Memories of Hip-Hop

AE_PowerofHipHopPart2_WikimediaCommonsBy Stuart Sevastos
WikimediaCommonsBy Stuart Sevastos

Vincent Johnson
      Staff Writer

My first hip-hop memory is of riding in the back of my pop’s Cadillac, listening to “So Fresh, So Clean,” by Outkast. The year was 1998: I was four years old and hip-hop radio had not yet devolved into the exhaustingly repetitive, regurgitation of soundscapes that it is today.

It was a time when radio would play Mobb Deep one minute, Bone Thugs, the second and Outkast the third. It was a time when you didn’t get noticed by cloning someone else’s style, and there was no strategic formula that artists employed to create songs that would receive airplay. Success was achieved through innovation, creativity and most of all, great fucking music. But I digress.

“So Fresh, So Clean” was the first song that I ever remember flowing through my body. The snares would electrify my bones, while the bass beat against my chest. I remember struggling to rap along to Big Boi and Andre 3000’s intricate flows. And even though I struggled, it was like a high to feel at one with the music. It would engulf me. At four years old, I couldn’t yet fathom the protest and urgency of hip-hop music. As a young black boy, I had no idea what the songs meant to my community and my culture. I just knew I loved the energy, but as I grew older, I would eventually be forced to understand the power of hip-hop.

Aside from hip-hop being the music that fuels our parties and soundtracks our lives, hip-hop is also the poetry and the literature that allows black people to speak our uncensored truth. Over the decades, mainstream America has struggled to come to grips with that reality.

In the beginning, they simply tried to destroy it. When NWA was dropping scathing protest records like “Fuck Tha Police,” the FBI tried and failed to block them. They attempted censorship, labeling through Parental Advisory stickers and even tried to create the notion that hip-hop music had some adverse effect on children.
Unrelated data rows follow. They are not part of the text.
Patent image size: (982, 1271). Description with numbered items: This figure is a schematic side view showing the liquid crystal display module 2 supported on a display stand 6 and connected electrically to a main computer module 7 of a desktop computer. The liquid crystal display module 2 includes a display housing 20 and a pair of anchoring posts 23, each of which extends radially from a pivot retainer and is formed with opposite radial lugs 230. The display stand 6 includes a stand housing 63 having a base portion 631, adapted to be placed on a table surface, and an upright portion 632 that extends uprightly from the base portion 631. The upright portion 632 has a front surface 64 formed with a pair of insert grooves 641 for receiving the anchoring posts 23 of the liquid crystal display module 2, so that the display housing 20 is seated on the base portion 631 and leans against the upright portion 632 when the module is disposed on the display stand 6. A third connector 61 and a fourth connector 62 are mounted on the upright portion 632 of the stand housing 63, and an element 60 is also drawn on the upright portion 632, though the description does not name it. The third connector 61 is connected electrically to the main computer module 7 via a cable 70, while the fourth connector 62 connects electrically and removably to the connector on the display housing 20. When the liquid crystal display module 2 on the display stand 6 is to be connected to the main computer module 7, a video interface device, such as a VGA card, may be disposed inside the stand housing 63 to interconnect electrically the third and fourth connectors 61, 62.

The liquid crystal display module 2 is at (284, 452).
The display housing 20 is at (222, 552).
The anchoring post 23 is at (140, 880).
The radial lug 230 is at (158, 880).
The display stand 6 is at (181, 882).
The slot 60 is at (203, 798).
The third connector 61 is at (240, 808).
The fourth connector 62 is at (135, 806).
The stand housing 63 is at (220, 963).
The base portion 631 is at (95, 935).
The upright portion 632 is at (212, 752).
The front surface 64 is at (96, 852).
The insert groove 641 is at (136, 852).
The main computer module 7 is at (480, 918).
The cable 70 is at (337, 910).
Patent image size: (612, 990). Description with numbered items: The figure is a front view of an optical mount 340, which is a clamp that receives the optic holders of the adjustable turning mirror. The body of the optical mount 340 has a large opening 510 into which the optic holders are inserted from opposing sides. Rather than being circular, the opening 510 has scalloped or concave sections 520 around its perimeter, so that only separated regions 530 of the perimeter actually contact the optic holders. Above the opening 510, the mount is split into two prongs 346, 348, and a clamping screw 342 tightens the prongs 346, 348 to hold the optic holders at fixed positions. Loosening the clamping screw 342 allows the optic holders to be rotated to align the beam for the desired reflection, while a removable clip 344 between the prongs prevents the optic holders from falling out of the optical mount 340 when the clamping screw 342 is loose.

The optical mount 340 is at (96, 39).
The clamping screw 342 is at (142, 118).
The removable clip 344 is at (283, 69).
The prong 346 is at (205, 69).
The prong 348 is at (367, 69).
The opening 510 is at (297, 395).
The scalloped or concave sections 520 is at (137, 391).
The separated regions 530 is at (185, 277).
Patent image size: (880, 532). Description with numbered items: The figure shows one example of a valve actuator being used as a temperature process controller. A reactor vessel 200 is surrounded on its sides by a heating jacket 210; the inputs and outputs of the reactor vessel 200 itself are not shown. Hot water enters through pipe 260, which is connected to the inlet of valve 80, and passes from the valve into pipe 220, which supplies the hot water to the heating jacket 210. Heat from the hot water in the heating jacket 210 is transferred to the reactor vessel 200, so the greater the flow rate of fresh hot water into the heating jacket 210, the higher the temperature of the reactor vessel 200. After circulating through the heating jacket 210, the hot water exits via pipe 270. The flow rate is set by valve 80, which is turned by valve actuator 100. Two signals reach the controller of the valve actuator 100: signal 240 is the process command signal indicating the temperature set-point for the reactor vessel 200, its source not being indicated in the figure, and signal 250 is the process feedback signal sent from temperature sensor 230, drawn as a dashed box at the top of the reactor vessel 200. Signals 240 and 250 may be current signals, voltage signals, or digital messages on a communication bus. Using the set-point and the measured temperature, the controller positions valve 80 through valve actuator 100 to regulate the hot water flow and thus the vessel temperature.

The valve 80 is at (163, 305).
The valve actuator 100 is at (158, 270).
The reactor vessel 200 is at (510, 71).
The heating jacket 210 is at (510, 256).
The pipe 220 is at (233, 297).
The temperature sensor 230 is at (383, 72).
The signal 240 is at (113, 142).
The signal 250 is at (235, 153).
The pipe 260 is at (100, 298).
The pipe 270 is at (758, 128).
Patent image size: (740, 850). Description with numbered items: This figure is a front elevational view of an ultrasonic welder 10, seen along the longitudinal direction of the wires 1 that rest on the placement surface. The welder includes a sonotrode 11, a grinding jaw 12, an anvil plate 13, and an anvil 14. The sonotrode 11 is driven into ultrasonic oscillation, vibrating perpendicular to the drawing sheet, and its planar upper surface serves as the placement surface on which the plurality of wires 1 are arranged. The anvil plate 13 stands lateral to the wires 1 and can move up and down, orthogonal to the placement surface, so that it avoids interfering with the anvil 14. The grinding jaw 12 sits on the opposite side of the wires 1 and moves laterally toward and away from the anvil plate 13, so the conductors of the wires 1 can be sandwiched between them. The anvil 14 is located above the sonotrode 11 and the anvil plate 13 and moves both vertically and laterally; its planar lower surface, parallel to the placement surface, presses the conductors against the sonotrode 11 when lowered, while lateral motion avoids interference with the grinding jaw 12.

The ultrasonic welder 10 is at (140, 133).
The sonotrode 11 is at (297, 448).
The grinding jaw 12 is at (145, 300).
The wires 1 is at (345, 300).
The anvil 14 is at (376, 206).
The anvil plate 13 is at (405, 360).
The famous debate between Cam’ron, Damon Dash and Bill O’Reilly is a huge example of this. But every weak-hearted attempt to undermine the music that has become the lifeblood of the black community has failed miserably. Today, the children of the same people who tried to discredit black music are in love with the style. And even though they can’t relate to it, they are powerless to resist the seduction.

Where one generation tried annihilating the culture, their sons and daughters are trying to mimic it and assimilate into it. Some see this as cultural appropriation, while others see it as cultural embrace. Personally I think it can be either one, depending on who, what and how. Ultimately, I think we have to chalk it up to the immense power, influence and appeal of the culture.

At its root, hip-hop music is a result of the oppression that black Americans have faced for centuries. It creates the canvas on which we paint our pain, anger, trauma and protest, while also providing the soundscape to which we drive, dance and party. In a sense, it is omnipotent. Personal and reflective, yet outspoken and critical, silly and carefree, yet conscious and calculated, it contains a versatility that is unmatched by any other musical genre in the history of the world.

The same artists with songs that reek of arrogance and braggadocio also have songs that illustrate their past depression and lack of confidence. The same albums that feature narratives of violence, death and destruction in the inner city, also feature sweet, vulnerable and heart-warming love poems. Hip-hop has been accused of promoting, glorifying and celebrating everything from violence and drug dealing, to drug use, promiscuity and prostitution.

But what those accusers refuse to understand is that more than any other musical genre, hip-hop is honest. It is raw, genuine and unapologetic. It is uncompromising, and unyielding. It is true journalism. No other genre is expected to comment on social issues to the same degree as hip-hop, and that is for good reason. No other genre is able or willing to comment on social issues to the same degree as hip-hop. No other genre can match “The Power of Hip-Hop.”